大人になった私の手元にはそれら多くの蒐集物はもう残されていない。時間が過ぎ行く中で執着ともいえるような欲求は次第に冷めていき、自己が確立されていくと同時に思い出に固執することも減っていったのだろう。あれほど熱を上げて集めていたガラクタも、結んだ両手の隙間からポロポロと零れ、今となっては数えるほどしかない。
級友のYが自殺したという訃報が郵便受けに届いた日、私は久しぶりにかつて小さな思い出が詰められていた小箱を開くことにした。
目当ての物はすぐに見つかった。一握りほどの無骨な石である。隙間の方が目立つ小箱の中にあって、それは今まで大人しく、静かに眠っていたかのようであったが、私が箱の蓋を開いた途端、それは目を覚まし、ギラギラとした強烈な存在感を発し始めた。
「あいつらに小突かれたらまた俺に言いな」
石が私に語り掛けてきた。その声は記憶の中にかろうじて残っているYの声である。乱暴者で喧嘩には滅法強く、同時に世話焼きで人情には厚かった中学生のYが箱の中に閉じ込められていた。石はカンとした冷たい佇まいのうちに、岩石の一部であったらしい荒々(あらあら)しい熱さを感じさせた。私はYを思い出しながら石の表面を撫でた。
「いじめられたらコイツを投げつけてやるんや」
夏の陽射しが照りつける学校からの帰り道、中学生のYは何を思ったのか、私にこの石を投げ渡してそう言った。私は父の転勤が近いことと、これくらいのいじめなど今まででも散々(さんざん)にあってきてなんとも思っていないことをYに告げた。

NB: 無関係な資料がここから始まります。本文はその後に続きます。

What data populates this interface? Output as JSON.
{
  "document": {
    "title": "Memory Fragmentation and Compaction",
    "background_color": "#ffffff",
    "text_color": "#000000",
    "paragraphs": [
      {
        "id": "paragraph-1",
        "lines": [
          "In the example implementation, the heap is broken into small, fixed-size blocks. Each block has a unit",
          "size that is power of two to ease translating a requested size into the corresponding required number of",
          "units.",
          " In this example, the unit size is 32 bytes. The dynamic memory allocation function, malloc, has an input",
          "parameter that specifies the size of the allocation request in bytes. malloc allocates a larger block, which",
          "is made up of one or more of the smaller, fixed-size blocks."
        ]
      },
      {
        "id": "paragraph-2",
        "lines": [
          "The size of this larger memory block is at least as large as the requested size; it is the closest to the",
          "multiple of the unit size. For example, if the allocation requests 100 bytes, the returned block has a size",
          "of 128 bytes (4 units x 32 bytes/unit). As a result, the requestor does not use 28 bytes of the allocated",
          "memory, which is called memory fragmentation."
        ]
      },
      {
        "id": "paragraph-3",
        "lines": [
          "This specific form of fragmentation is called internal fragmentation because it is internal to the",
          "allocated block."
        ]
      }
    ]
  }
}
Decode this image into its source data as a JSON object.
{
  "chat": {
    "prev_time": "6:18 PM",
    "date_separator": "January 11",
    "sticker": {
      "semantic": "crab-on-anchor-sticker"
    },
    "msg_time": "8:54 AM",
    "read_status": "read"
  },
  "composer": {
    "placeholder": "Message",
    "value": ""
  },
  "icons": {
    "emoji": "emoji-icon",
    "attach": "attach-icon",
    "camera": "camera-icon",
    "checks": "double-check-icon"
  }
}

「せやかて、やられっぱなしはようない。一度、舐められたらどこへ行っても舐められっぱなしや。弱虫の臭いが染みついてしまうんや。それはようないで。笑顔の裏でも牙を研ぐことを忘れたらあかんで」
Yはまるで自分が侮辱されたかのように怒りながら一生懸命に話した。心の奥底では人との繋がりに飢えているくせに、表面上では人との繋がりに対して無関心を装っていた中学生の私には、Yのような存在は新鮮であった。私はその土地での思い出としてYという人物を選択し、彼から手渡された石を一つの教訓として小箱に詰めた。
「笑顔の裏でも牙を研ぐことを忘れたらあかんで」
決して屈しない人がいるのなら、それはYであるはずだった。父の転勤に伴い、その地を離れてからYがどのような人生を歩んだのか、何を思って自ら命を絶ったのかは知る由もない。しかし、強烈な印象と教訓を残して去っていった友人もついには膝を屈することになった。
私は掌で石を撫でながら、この石もずいぶんと小さく思えるようになるほど時間が過ぎたということを噛み締めた。一人の友人が消え去ってしまった事実を掌に感じながら、私は「郷愁」という言葉に思いを馳せた。長い月日を経て、私はようやく故郷を知ったような思いであった。
箱の中には石があり、石の中にはYいた。私はそれらと邂逅できたことを嬉しく思いながらも、それをもたらしてくれたYが、どれほど手を伸ばそうとも届かないところへ、先に旅立ってしまったことを口惜しく思わずにはいられなかった。
思い出の中の彼は燦然と輝くような笑顔を私に投げかけるだけで、その心中を決して語ってくれそうになかった。ただ一つだけ分かることは、彼は虎視眈々(こしたんたん)と獲物を狙って牙を研ぐ、非情な獣ではなかったという事実だけである。牙を研げ、という割には、Yはあまりに優しすぎたのだろう。私はYの優しさを懐かしみながら瞼を閉じた。Yの屈託のない笑顔が浮かんでは消えていく。
窓の外からシンシンと降り注ぐ雨の音が私の耳朶を打つ。折から振り始めた小雨は当分の間は止みそうになかった。